🤖 AI Summary
Existing theory struggles to characterize the finite-sample convergence of asynchronous Categorical Temporal Difference (Categorical TD) learning with single-state updates under Markovian trajectories. This work addresses this gap by reformulating the algorithm—via isometric embedding—as a state-wise contractive stochastic approximation scheme. For the first time, non-asymptotic error bounds are established for asynchronous Categorical TD under both the Cramér distance (scalar case) and the Maximum Mean Discrepancy geometry (multivariate signed case). The analysis encompasses discounted settings with both i.i.d. and Markovian sampling, as well as fixed-horizon problems under episodic i.i.d. sampling.
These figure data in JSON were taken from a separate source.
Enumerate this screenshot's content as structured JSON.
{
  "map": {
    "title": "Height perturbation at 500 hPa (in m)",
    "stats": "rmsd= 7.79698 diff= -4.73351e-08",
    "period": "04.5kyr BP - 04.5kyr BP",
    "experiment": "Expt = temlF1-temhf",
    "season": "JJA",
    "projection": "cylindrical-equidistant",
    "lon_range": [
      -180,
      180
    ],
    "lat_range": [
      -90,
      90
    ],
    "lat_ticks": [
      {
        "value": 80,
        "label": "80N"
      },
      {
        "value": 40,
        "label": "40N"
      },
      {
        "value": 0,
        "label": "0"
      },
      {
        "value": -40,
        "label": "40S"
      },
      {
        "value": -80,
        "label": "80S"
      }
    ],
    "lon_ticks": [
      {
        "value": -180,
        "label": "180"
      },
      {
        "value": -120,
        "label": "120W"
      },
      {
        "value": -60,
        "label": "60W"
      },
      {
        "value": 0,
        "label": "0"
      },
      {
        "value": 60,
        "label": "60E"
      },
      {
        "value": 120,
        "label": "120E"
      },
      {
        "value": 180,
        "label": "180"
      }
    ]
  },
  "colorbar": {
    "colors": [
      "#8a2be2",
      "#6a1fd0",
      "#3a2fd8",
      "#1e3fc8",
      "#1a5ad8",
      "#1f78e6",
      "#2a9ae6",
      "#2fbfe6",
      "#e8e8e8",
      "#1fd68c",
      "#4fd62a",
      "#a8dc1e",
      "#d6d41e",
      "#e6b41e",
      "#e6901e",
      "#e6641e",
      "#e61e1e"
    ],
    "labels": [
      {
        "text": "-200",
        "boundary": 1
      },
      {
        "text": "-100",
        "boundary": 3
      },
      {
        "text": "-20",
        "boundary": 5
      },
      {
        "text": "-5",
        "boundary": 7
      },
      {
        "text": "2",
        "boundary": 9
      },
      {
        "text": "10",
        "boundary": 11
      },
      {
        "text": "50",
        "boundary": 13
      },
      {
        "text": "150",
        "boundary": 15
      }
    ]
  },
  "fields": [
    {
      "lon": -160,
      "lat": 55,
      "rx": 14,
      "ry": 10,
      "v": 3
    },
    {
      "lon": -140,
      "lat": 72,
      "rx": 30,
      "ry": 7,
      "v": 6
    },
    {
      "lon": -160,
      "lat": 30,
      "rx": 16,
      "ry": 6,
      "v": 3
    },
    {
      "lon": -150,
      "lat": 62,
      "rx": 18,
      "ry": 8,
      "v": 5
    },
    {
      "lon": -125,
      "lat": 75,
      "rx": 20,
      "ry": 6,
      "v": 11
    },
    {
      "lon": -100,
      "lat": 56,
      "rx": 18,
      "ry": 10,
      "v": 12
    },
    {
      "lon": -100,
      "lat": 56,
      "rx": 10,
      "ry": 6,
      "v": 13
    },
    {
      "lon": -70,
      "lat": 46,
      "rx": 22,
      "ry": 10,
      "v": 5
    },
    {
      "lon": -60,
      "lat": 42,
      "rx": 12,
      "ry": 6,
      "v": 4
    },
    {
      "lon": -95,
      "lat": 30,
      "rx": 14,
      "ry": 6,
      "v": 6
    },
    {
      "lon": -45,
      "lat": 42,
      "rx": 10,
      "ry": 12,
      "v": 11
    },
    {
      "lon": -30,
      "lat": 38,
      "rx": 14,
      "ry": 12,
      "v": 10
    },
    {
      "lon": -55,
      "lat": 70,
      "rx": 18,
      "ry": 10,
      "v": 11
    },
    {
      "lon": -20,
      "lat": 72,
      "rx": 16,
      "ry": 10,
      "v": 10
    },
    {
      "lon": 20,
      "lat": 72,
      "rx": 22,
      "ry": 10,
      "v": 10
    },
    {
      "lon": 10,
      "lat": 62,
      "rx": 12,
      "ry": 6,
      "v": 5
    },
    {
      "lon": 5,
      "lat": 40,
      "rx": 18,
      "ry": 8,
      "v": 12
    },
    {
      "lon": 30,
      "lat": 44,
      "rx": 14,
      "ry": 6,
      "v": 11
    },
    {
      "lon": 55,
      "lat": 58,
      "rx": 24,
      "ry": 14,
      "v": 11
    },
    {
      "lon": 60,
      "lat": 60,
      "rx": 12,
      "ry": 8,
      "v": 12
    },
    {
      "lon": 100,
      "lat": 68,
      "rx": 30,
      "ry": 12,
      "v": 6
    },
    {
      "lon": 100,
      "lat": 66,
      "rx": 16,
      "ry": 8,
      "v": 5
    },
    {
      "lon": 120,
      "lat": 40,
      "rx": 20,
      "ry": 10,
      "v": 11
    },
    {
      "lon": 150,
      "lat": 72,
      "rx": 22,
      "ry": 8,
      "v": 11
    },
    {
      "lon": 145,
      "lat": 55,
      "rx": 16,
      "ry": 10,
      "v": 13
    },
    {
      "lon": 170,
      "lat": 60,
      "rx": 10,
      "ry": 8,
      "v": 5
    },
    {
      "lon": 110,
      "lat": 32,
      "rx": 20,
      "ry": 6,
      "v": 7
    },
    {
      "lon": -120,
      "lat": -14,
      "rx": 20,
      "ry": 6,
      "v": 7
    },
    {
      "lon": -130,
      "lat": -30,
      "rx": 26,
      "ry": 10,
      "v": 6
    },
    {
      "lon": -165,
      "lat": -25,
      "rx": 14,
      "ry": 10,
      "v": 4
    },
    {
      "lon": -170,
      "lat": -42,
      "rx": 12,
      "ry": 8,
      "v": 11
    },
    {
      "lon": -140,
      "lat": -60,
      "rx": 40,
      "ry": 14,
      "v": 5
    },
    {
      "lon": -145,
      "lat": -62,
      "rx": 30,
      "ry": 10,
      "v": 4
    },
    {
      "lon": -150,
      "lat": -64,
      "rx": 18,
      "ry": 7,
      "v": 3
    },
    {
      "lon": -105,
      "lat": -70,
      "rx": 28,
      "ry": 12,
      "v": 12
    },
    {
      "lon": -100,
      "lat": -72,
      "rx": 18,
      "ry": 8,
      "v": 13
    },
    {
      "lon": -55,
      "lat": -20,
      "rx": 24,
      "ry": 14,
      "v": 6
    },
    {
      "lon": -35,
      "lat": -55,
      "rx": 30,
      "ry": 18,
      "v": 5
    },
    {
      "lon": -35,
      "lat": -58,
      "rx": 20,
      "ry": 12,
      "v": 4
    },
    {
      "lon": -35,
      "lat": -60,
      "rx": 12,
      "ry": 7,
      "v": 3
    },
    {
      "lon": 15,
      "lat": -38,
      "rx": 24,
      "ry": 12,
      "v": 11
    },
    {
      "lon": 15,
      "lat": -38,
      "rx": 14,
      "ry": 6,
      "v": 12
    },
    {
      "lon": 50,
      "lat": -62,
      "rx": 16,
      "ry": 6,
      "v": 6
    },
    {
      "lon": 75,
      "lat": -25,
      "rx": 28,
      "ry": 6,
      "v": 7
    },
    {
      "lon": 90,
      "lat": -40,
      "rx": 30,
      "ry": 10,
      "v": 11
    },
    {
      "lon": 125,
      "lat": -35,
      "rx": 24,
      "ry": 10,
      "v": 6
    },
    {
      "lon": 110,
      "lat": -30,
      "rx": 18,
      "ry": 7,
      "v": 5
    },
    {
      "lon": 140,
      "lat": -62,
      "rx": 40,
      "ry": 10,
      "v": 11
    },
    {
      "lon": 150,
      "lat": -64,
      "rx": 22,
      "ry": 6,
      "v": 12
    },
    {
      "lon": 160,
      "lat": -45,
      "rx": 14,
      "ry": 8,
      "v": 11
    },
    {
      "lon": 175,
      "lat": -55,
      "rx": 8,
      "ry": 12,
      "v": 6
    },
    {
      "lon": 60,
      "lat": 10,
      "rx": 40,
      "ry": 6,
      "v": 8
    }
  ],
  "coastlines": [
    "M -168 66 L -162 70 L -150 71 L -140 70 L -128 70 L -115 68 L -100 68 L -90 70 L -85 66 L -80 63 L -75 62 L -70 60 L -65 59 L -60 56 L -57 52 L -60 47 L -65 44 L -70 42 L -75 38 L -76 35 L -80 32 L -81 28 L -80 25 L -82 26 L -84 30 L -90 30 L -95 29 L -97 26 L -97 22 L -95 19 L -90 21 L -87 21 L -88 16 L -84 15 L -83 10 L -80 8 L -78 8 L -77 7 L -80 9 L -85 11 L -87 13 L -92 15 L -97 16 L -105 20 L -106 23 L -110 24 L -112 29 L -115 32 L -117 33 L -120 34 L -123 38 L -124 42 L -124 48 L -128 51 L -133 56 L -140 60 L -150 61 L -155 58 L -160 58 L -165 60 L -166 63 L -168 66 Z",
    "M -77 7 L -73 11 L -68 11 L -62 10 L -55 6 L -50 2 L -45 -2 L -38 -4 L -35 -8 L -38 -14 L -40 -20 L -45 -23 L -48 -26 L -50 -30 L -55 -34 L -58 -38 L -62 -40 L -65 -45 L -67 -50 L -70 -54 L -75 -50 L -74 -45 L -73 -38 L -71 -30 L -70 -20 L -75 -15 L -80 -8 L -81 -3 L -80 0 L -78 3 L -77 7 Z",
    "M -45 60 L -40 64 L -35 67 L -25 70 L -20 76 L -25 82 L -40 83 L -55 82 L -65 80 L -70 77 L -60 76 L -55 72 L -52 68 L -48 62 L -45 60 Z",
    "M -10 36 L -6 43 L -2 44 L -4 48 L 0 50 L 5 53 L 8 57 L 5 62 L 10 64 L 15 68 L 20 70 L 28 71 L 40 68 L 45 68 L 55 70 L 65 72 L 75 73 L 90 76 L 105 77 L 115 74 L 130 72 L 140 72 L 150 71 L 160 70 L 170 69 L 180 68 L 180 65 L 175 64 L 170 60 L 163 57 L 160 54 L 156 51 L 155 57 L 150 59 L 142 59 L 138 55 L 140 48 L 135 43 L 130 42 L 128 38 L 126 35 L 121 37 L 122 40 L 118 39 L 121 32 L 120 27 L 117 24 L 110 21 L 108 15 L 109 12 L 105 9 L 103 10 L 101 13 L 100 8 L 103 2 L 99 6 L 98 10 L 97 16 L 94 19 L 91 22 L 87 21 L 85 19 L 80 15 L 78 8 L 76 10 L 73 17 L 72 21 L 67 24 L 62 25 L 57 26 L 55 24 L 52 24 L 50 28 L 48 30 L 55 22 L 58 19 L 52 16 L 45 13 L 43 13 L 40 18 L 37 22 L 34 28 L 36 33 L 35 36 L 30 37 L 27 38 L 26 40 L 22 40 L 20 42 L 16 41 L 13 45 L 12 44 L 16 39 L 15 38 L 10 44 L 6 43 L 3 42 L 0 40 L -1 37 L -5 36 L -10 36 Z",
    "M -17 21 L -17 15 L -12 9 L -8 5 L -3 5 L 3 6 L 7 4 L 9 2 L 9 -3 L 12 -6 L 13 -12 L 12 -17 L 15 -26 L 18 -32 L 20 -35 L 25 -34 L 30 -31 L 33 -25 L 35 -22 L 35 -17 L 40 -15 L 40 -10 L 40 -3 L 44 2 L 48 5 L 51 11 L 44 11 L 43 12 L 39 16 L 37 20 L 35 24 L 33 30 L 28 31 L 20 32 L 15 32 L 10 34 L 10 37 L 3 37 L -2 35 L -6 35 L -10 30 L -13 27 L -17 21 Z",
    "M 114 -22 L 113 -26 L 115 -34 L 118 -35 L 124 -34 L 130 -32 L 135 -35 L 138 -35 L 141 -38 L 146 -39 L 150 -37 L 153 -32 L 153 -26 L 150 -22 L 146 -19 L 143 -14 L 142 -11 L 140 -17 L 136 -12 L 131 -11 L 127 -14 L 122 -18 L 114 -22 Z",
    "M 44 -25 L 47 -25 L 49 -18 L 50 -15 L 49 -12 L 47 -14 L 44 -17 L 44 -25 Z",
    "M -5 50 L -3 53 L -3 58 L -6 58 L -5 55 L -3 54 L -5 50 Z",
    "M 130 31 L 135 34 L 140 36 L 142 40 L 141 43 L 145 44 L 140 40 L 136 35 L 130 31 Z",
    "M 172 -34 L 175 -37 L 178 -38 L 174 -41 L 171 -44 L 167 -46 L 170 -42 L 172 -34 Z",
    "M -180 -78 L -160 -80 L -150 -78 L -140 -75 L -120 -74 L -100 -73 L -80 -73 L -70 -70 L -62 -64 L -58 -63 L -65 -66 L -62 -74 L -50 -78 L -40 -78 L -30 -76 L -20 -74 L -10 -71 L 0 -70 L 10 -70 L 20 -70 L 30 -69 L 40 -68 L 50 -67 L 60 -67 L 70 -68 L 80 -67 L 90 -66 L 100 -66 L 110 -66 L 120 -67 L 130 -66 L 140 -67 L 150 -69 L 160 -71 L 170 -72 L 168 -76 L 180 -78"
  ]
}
By proving the contraction property in the state-wise supremum norm, the study provides finite-iteration convergence guarantees across diverse sampling mechanisms, thereby bridging the gap between theoretical analysis and practical distributed reinforcement learning implementations.
📝 Abstract
Recent non-asymptotic analyses have substantially advanced the theory of distributional policy evaluation, but they largely concern synchronous full-state updates under a generative model, model-based estimators, accelerated variants, or different approximation architectures. Standard categorical temporal-difference learning is typically used in a different regime. It asynchronously performs a single-state update at each iteration and, in online settings, is driven by a Markovian trajectory. This leaves an important gap between existing finite-iteration theory and the categorical recursions most closely aligned with practical distributional temporal-difference implementations. We bridge this gap for two categorical policy-evaluation methods: scalar categorical temporal-difference learning in the Cramér geometry and multivariate signed-categorical temporal-difference learning in the maximum mean discrepancy geometry. After suitable isometric embeddings, both algorithms take the form of asynchronous single-state stochastic-approximation recursions that contract in a statewise supremum norm. This permits finite-iteration guarantees in discounted problems under both i.i.d. and Markovian state sampling, and in undiscounted fixed-horizon problems under i.i.d. episodic sampling.